1000yellowdaisies · 05/03/2023 18:51

I would wait until they are both a bit older. I know 6mo is the age where they recommend a baby can move out of the parents room but its not a rule...
We have a 2 bed house and baby stayed in with me until they were over 1 for this exact reason

RedChooChoo · 05/03/2023 18:57

Following with interest as we are in a situation where 2 of ours will need to share for a few years until we can extend. But we are waiting until the baby reliably sleeps through as he is very unpredictable atm and will sleep through 1 night and be up half the night the next.

DevantMaJardin · 05/03/2023 18:58

Mine are 1 and 3 and share. The oldest can't get to sleep as youngest is too loud so he has to go to sleep in our bed and be moved to his own bed later in the night.
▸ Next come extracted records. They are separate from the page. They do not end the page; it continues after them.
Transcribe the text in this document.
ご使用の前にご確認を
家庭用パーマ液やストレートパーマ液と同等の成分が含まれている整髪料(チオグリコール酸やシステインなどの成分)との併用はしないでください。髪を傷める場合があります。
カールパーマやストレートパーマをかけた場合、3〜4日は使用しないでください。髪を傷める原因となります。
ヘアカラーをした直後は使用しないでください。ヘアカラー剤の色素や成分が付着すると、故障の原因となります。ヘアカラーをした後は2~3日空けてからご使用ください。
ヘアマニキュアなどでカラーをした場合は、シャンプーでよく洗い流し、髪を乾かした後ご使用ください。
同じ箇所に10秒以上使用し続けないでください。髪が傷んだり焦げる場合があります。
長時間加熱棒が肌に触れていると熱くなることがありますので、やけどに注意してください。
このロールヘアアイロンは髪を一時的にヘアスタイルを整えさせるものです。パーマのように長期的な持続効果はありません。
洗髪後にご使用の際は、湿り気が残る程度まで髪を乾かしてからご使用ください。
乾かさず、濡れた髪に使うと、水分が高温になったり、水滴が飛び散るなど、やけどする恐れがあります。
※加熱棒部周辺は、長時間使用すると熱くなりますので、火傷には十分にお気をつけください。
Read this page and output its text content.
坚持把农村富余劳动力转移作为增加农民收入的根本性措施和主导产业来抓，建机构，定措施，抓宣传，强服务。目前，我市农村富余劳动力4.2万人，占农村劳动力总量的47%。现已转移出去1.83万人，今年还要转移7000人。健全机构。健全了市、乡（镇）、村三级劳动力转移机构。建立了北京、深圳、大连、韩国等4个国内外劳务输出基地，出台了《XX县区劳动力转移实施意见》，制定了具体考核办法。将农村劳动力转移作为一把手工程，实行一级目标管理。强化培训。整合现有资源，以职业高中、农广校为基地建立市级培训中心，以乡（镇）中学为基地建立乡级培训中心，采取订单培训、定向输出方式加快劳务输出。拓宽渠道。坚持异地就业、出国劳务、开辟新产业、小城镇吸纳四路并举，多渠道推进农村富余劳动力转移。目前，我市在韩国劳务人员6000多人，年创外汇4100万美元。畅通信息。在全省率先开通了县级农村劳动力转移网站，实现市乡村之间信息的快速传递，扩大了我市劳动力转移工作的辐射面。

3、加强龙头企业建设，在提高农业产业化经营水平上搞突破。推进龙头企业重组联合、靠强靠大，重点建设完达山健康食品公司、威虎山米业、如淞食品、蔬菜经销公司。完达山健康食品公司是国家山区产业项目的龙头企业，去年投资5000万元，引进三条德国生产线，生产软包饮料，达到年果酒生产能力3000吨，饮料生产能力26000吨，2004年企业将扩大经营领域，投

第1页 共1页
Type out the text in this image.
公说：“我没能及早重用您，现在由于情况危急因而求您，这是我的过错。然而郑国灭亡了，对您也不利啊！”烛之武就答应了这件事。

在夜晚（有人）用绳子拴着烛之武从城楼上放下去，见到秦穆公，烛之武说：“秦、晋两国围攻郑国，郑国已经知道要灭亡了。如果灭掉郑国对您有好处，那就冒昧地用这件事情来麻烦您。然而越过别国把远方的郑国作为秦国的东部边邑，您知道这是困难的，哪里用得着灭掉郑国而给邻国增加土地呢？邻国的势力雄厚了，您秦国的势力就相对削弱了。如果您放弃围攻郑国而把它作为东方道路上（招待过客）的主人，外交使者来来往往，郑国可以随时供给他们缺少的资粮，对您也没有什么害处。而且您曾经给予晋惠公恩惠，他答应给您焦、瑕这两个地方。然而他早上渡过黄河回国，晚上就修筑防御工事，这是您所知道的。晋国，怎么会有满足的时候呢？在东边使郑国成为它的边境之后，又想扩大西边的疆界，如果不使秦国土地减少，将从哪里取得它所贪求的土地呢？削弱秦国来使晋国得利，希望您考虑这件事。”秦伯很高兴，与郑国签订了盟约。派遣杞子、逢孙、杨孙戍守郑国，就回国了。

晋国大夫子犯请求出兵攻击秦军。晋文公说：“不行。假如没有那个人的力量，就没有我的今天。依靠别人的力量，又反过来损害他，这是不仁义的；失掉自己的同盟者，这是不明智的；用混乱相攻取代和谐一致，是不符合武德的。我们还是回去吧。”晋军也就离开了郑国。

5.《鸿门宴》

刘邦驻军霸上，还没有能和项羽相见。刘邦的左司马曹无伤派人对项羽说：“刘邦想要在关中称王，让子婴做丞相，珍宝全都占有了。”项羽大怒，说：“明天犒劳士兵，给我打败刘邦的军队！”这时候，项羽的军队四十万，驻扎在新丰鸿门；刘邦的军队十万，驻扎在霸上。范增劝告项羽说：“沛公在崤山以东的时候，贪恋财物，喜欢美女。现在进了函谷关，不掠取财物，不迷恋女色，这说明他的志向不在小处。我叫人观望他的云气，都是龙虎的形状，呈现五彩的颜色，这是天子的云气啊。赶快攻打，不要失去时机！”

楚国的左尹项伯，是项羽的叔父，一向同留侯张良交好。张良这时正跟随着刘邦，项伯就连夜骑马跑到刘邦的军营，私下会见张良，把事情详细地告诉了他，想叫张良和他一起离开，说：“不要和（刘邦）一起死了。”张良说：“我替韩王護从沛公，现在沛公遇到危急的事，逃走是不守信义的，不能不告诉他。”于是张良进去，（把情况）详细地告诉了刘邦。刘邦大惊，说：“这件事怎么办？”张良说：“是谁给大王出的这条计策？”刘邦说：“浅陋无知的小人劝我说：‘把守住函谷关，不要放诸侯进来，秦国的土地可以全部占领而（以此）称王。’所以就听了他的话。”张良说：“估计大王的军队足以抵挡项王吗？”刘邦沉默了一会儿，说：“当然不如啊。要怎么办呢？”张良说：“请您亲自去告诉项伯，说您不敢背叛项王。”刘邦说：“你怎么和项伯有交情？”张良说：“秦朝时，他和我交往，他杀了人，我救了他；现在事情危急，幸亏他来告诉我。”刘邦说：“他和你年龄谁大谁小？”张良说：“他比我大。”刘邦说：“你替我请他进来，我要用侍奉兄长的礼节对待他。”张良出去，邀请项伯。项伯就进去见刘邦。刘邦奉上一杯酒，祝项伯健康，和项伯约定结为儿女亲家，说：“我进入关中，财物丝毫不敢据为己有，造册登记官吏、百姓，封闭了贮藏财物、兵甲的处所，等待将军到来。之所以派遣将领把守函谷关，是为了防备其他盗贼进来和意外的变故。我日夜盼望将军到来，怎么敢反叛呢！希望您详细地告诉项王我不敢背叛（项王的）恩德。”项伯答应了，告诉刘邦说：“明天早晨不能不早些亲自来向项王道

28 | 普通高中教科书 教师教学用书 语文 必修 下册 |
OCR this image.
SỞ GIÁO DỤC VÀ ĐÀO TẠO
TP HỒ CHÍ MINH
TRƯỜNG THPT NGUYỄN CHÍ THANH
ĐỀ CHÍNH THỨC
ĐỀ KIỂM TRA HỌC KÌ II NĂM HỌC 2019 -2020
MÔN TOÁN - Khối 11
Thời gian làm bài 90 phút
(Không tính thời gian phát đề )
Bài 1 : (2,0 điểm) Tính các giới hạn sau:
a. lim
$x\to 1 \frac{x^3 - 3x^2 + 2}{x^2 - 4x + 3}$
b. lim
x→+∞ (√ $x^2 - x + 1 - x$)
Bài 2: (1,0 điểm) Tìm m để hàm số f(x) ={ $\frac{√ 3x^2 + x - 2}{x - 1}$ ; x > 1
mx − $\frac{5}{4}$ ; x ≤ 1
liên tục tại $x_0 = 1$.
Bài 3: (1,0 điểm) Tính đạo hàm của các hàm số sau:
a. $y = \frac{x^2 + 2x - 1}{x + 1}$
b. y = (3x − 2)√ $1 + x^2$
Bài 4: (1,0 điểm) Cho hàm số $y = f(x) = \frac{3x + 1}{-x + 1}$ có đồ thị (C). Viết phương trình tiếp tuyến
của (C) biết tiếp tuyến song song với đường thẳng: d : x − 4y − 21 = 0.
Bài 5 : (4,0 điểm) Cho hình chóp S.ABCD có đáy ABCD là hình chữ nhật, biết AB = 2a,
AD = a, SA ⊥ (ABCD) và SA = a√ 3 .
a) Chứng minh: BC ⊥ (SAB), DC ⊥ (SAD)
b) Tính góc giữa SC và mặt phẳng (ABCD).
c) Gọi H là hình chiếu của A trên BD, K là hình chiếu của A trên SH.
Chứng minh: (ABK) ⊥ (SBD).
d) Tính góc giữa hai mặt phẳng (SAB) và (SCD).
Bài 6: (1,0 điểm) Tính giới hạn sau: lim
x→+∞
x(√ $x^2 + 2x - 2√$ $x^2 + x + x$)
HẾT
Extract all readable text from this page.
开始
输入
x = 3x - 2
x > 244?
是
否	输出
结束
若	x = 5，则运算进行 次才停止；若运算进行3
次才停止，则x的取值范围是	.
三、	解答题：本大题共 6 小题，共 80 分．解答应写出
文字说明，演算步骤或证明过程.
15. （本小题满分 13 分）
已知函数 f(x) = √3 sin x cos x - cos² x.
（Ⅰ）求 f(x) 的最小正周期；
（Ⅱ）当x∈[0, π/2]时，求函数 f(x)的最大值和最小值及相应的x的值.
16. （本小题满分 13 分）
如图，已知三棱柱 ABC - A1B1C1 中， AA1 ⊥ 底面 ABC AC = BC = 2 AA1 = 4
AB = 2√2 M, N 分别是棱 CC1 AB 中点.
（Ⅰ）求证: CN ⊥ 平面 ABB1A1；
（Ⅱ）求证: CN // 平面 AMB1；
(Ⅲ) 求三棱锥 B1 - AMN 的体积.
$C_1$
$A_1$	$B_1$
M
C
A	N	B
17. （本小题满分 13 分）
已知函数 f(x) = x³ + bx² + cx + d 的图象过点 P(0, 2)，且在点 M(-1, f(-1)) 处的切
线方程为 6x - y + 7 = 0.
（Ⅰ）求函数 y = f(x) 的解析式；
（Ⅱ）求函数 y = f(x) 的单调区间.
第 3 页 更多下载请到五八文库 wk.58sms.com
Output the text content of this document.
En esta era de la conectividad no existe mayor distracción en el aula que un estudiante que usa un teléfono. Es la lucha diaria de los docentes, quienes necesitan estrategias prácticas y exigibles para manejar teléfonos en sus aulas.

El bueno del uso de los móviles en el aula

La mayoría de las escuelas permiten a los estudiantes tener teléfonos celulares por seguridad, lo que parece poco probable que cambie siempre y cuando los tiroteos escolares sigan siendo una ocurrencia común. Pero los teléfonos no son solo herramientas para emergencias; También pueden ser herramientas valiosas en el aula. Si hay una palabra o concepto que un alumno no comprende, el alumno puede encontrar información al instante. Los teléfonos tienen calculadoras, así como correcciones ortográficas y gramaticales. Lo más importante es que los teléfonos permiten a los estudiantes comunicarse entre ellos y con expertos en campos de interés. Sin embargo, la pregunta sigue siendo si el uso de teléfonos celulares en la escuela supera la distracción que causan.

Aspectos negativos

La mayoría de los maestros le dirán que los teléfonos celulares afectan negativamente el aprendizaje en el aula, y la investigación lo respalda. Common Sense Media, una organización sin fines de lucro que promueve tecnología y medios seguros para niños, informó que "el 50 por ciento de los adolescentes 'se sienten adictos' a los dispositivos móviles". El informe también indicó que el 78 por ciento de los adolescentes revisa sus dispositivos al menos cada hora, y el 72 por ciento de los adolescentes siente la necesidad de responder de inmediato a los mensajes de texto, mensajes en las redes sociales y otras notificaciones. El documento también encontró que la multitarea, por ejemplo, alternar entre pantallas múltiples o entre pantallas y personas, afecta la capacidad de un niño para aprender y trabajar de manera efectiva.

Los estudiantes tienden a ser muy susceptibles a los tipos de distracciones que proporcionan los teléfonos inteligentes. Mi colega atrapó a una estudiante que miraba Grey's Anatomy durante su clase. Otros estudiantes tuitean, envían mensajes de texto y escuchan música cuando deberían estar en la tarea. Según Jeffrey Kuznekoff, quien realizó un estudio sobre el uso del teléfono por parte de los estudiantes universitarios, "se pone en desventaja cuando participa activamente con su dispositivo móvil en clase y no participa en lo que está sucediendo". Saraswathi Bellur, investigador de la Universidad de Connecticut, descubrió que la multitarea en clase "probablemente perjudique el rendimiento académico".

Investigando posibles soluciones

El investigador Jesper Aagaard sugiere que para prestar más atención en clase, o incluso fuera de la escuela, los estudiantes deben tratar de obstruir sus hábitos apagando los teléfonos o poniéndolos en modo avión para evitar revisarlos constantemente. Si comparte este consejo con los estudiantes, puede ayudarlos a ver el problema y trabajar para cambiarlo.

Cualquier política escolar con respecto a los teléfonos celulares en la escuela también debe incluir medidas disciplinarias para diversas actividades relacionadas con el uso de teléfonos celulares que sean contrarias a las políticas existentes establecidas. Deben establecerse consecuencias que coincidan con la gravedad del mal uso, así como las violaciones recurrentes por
It's a right faff and I wish wish wish we had a 3rd bedroom where we could put one of them.

pbdr · 05/03/2023 19:05

I'd be very worried from a safety perspective here. A toddler is unlikely to properly understand the danger of 'helpfully' putting soft toys/blankets etc into the cot with baby/ climbing in to share the cot. At 6 months safe sleep is so important.

And to give a different perspective, I shared a room with my older sister (similar age gap) and absolutely hated it, we both desperately always wanted our own space. It caused a lot of conflict in our relationship and I remember us using skipping ropes to split the room to mark out our 'territory'. I also remember being resentful of my parents because we had the space in the house for us to each have our own room. So it's not always the lovely sibling bond that you are imagining.

Cotswoldmama · 05/03/2023 19:11

I did and my toddler never woke to the crying of his brother! We were lucky that he mainly slept through. But even when he was screaming the house down my eldest just slept through it! I guess he slept through it before when he was in his own room as he still would have been able to hear it but not as loudly.